After only around 80 files were returned to C&S, Males J said the claims handler “took the view that this rate of return was far too slow and was impeding its ability to manage the files and thereby to protect Enterprise’s interests”.
Delivering judgment in C&S Associates v Enterprise Insurance  EWHC 3757, Mr Justice Males said the two companies were introduced to each other at the end of 2011.
“C&S was told that Enterprise was dissatisfied with its existing motor claims handlers and that it was hoping to grow its business, which would lead to an increase in the volume of claims. It was therefore looking for a new claims handler with the capacity to handle its third party motor claims.”

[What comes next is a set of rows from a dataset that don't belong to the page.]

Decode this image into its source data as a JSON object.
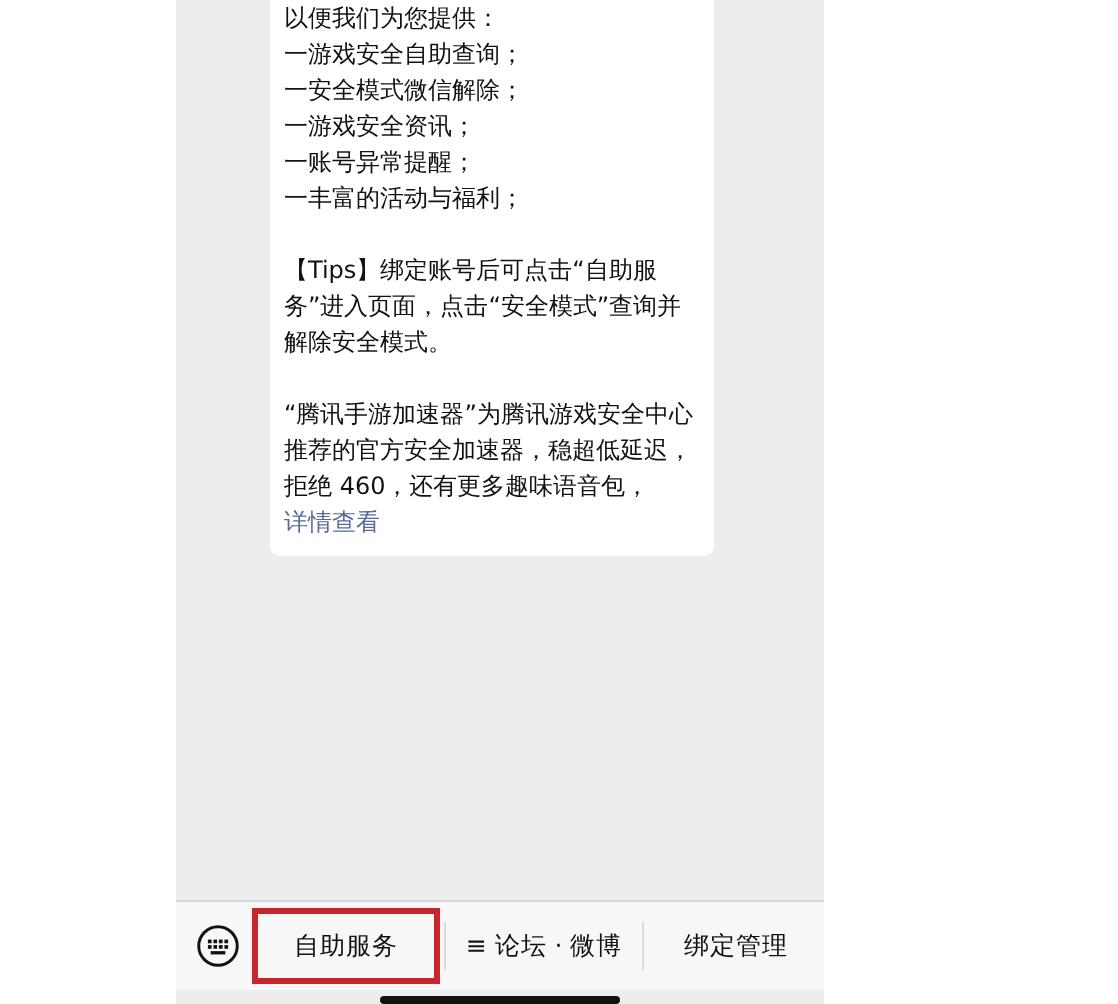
{
  "message": {
    "lines": [
      "以便我们为您提供：",
      "一游戏安全自助查询；",
      "一安全模式微信解除；",
      "一游戏安全资讯；",
      "一账号异常提醒；",
      "一丰富的活动与福利；"
    ],
    "tips": "【Tips】绑定账号后可点击“自助服务”进入页面，点击“安全模式”查询并解除安全模式。",
    "promo": "“腾讯手游加速器”为腾讯游戏安全中心推荐的官方安全加速器，稳超低延迟，拒绝 460，还有更多趣味语音包，",
    "link": "详情查看"
  },
  "menu": [
    {
      "label": "自助服务",
      "highlighted": true
    },
    {
      "label": "≡ 论坛 · 微博",
      "highlighted": false
    },
    {
      "label": "绑定管理",
      "highlighted": false
    }
  ]
}
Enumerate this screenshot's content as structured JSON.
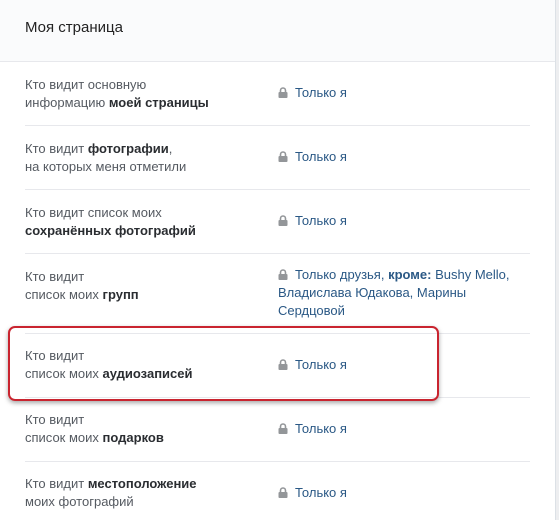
{
  "header": {
    "title": "Моя страница"
  },
  "rows": [
    {
      "label_pre": "Кто видит основную",
      "label_line2_pre": "информацию ",
      "label_bold": "моей страницы",
      "value": "Только я"
    },
    {
      "label_pre": "Кто видит ",
      "label_bold": "фотографии",
      "label_post": ",",
      "label_line2": "на которых меня отметили",
      "value": "Только я"
    },
    {
      "label_pre": "Кто видит список моих",
      "label_bold": "сохранённых фотографий",
      "value": "Только я"
    },
    {
      "label_pre": "Кто видит",
      "label_line2_pre": "список моих ",
      "label_bold": "групп",
      "value_pre": "Только друзья, ",
      "value_bold": "кроме:",
      "value_names": " Bushy Mello,",
      "value_line2": "Владислава Юдакова, Марины",
      "value_line3": "Сердцовой"
    },
    {
      "label_pre": "Кто видит",
      "label_line2_pre": "список моих ",
      "label_bold": "аудиозаписей",
      "value": "Только я"
    },
    {
      "label_pre": "Кто видит",
      "label_line2_pre": "список моих ",
      "label_bold": "подарков",
      "value": "Только я"
    },
    {
      "label_pre": "Кто видит ",
      "label_bold": "местоположение",
      "label_line2": "моих фотографий",
      "value": "Только я"
    }
  ],
  "icons": {
    "lock": "lock-icon"
  },
  "colors": {
    "link": "#2a5885",
    "highlight": "#c9242f"
  }
}
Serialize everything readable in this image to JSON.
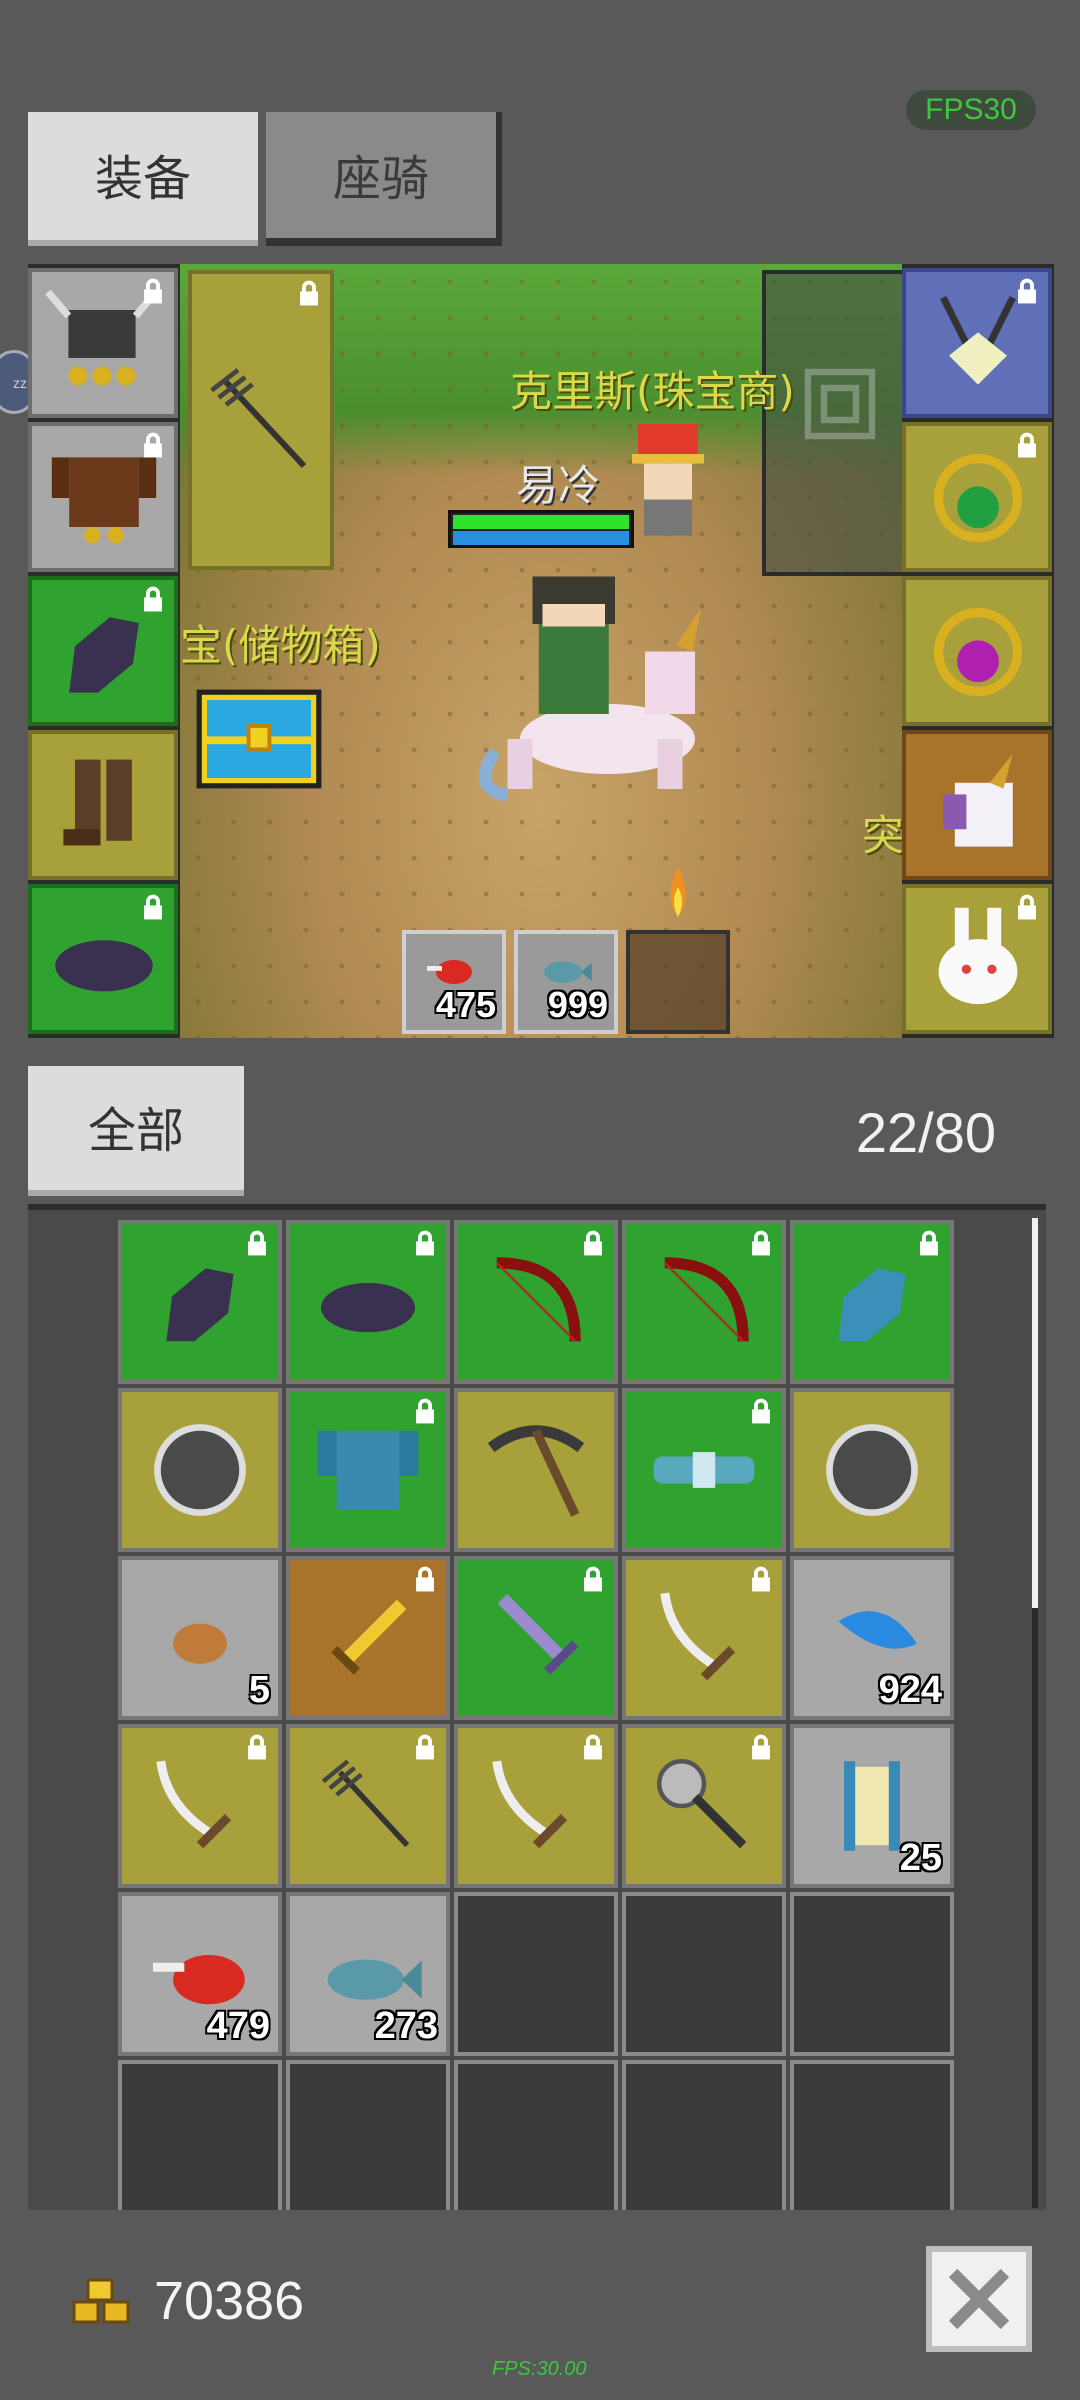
{
  "fps_badge": "FPS30",
  "tabs": {
    "equipment": "装备",
    "mount": "座骑"
  },
  "scene": {
    "npc_label": "克里斯(珠宝商)",
    "player_name": "易冷",
    "chest_label": "宝(储物箱)",
    "edge_text": "突"
  },
  "equipment_slots": {
    "left": [
      {
        "icon": "horned-helmet-icon",
        "rarity": "gray"
      },
      {
        "icon": "leather-armor-icon",
        "rarity": "gray"
      },
      {
        "icon": "gauntlet-icon",
        "rarity": "green"
      },
      {
        "icon": "boots-icon",
        "rarity": "yellow"
      },
      {
        "icon": "cap-icon",
        "rarity": "green"
      }
    ],
    "weapon": {
      "icon": "trident-icon",
      "rarity": "yellow"
    },
    "right": [
      {
        "icon": "amulet-icon",
        "rarity": "blue"
      },
      {
        "icon": "emerald-ring-icon",
        "rarity": "yellow"
      },
      {
        "icon": "amethyst-ring-icon",
        "rarity": "yellow"
      },
      {
        "icon": "unicorn-pet-icon",
        "rarity": "orange"
      },
      {
        "icon": "rabbit-pet-icon",
        "rarity": "yellow"
      }
    ]
  },
  "quickbar": [
    {
      "icon": "meat-icon",
      "count": "475"
    },
    {
      "icon": "fish-icon",
      "count": "999"
    },
    {
      "icon": "empty-slot",
      "count": ""
    }
  ],
  "bag": {
    "filter_label": "全部",
    "capacity": "22/80",
    "items": [
      {
        "icon": "gauntlet-icon",
        "rarity": "green",
        "locked": true,
        "count": ""
      },
      {
        "icon": "cap-icon",
        "rarity": "green",
        "locked": true,
        "count": ""
      },
      {
        "icon": "red-bow-icon",
        "rarity": "green",
        "locked": true,
        "count": ""
      },
      {
        "icon": "red-bow-icon",
        "rarity": "green",
        "locked": true,
        "count": ""
      },
      {
        "icon": "blue-gauntlet-icon",
        "rarity": "green",
        "locked": true,
        "count": ""
      },
      {
        "icon": "round-shield-icon",
        "rarity": "yellow",
        "locked": false,
        "count": ""
      },
      {
        "icon": "chainmail-icon",
        "rarity": "green",
        "locked": true,
        "count": ""
      },
      {
        "icon": "pickaxe-icon",
        "rarity": "yellow",
        "locked": false,
        "count": ""
      },
      {
        "icon": "belt-icon",
        "rarity": "green",
        "locked": true,
        "count": ""
      },
      {
        "icon": "round-shield-icon",
        "rarity": "yellow",
        "locked": false,
        "count": ""
      },
      {
        "icon": "ore-icon",
        "rarity": "gray",
        "locked": false,
        "count": "5"
      },
      {
        "icon": "golden-dagger-icon",
        "rarity": "orange",
        "locked": true,
        "count": ""
      },
      {
        "icon": "crystal-sword-icon",
        "rarity": "green",
        "locked": true,
        "count": ""
      },
      {
        "icon": "saber-icon",
        "rarity": "yellow",
        "locked": true,
        "count": ""
      },
      {
        "icon": "blue-feather-icon",
        "rarity": "gray",
        "locked": false,
        "count": "924"
      },
      {
        "icon": "saber-icon",
        "rarity": "yellow",
        "locked": true,
        "count": ""
      },
      {
        "icon": "trident-icon",
        "rarity": "yellow",
        "locked": true,
        "count": ""
      },
      {
        "icon": "saber-icon",
        "rarity": "yellow",
        "locked": true,
        "count": ""
      },
      {
        "icon": "mace-icon",
        "rarity": "yellow",
        "locked": true,
        "count": ""
      },
      {
        "icon": "scroll-icon",
        "rarity": "gray",
        "locked": false,
        "count": "25"
      },
      {
        "icon": "meat-icon",
        "rarity": "gray",
        "locked": false,
        "count": "479"
      },
      {
        "icon": "fish-icon",
        "rarity": "gray",
        "locked": false,
        "count": "273"
      },
      {
        "icon": "empty-slot",
        "rarity": "empty",
        "locked": false,
        "count": ""
      },
      {
        "icon": "empty-slot",
        "rarity": "empty",
        "locked": false,
        "count": ""
      },
      {
        "icon": "empty-slot",
        "rarity": "empty",
        "locked": false,
        "count": ""
      },
      {
        "icon": "empty-slot",
        "rarity": "empty",
        "locked": false,
        "count": ""
      },
      {
        "icon": "empty-slot",
        "rarity": "empty",
        "locked": false,
        "count": ""
      },
      {
        "icon": "empty-slot",
        "rarity": "empty",
        "locked": false,
        "count": ""
      },
      {
        "icon": "empty-slot",
        "rarity": "empty",
        "locked": false,
        "count": ""
      },
      {
        "icon": "empty-slot",
        "rarity": "empty",
        "locked": false,
        "count": ""
      }
    ]
  },
  "footer": {
    "gold": "70386",
    "fps_text": "FPS:30.00",
    "close_icon": "close-icon"
  },
  "colors": {
    "green": "#2fa22f",
    "yellow": "#a8a03a",
    "gray": "#a8a8a8",
    "orange": "#a8732a",
    "blue": "#5f6fb8",
    "empty": "#3a3a3a",
    "background": "#595959"
  }
}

Males J said a contract was signed, taking effect in July 2012, as a result of which C&S handled 11,995 claims on behalf of Enterprise until the contract was terminated in January 2014.
The judge said the order for trial of the preliminary issues provided that Enterprise was not required to prove allegations of defective performance by C&S.
Despite this, he said both parties gave evidence on the issue, particularly from Michael Smith, a director and founder of C&S, and Andrew Flowers, the chief executive and principal shareholder of Enterprise, “no doubt because it is an issue which gives rise to strong and (as I accept) genuinely held feelings on both sides”.
The judge ruled that C&S was not obliged to send a “further batch of 1,500 claims files” to Ozon, and “even if it was under such an obligation, its refusal to do so was not repudiatory”.
He went on: “The breaches of C&S’s duties alleged by Enterprise are capable, if proved, of amounting to a repudiatory breach of the contract. Whether, if proved, they do so amount is a matter to be determined at trial.
“If Enterprise’s case on repudiation fails at trial, its purported termination of the contract by Ozon’s letter dated 13 January 2014 was itself repudiatory. C&S’s solicitors accepted Ozon’s letter as a repudiation bringing the contract to an end by their letter dated 16 January 2014.”
Males J further ruled that the contract had been varied by an exchange of emails in October 2013 so as to increase the fees payable to C&S and provide that the contract should run for at least two years from October 2013.
The judge ruled that the insurer was entitled to restrict “the number of claims handled by C&S on its behalf to whatever level it saw fit and to refuse to allow C&S to handle any new claims on its behalf”.
However, it was not entitled to withdraw from C&S those claims it “had hitherto been handling”, unless the claims handler had repudiated the contract.
Mr Justice Males warned: “Bearing in mind the wide-ranging nature of the allegations made by Enterprise and the number of claims being handled by C&S, the parties will need to give careful thought to the further conduct of this action in the light of this judgment.
“A cost-effective and proportionate way of resolving the remaining issues will need to be found.”